Já se escuta nas tradicionais rodas de clubes a idéia de que Federer está em decadência, de que ele não tem mais motivação para seguir jogando em alto nível.

Porém, os números provam que esta tese é um pouco furada. O suíço chegou à final dos últimos quatro Grand Slams, algo que nem mesmo Nadal conseguiu. A verdade é que o problema do suíço parece mesmo ser descobrir a fórmula exata para derrotar o número um.
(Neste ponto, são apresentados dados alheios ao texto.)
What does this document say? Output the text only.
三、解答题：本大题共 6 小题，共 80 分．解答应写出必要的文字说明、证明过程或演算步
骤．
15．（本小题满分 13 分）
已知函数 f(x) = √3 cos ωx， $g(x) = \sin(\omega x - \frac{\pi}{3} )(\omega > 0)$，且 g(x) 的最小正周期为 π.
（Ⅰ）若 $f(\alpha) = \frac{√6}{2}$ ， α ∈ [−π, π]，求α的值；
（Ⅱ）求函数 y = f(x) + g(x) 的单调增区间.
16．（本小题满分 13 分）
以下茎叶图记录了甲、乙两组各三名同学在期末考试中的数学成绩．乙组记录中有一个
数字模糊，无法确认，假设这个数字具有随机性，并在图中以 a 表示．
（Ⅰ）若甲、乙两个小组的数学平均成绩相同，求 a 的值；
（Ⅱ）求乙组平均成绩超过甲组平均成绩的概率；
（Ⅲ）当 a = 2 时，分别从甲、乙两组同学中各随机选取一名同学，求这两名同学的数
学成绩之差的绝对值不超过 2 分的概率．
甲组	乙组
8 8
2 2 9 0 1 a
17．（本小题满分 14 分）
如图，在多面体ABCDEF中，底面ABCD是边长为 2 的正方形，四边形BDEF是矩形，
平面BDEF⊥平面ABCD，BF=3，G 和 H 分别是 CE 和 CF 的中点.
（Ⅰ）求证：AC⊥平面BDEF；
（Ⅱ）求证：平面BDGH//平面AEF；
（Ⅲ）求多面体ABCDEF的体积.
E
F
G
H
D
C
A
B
Um bom começo poderia ser abrir mão da decisão, um tanto teimosa, de não ter um técnico fixo viajando ao seu lado. A inspiração poderia vir de Toni Nadal, técnico e tio do espanhol que tanto o incomoda. Todos dizem que o mérito da aplicação tática demonstrada pelo pupilo tem seu dedo. Será que Federer não precisaria de alguém para orientá-lo antes dos grandes jogos? Alguém para ajudá-lo a escolher o melhor jogo para usar diante de Nadal?

O próprio Pete Sampras, que tem seu recorde ameaçado por Federer, andou dando uns pitacos no jogo do suíço, insinuando que o ele deveria ir mais à rede quando enfrenta o espanhol. Exímio jogador de saque-e-voleio, Sampras acredita que jogar o tempo todo junto ao "barbante" poderia confundir a cabeça do "Touro".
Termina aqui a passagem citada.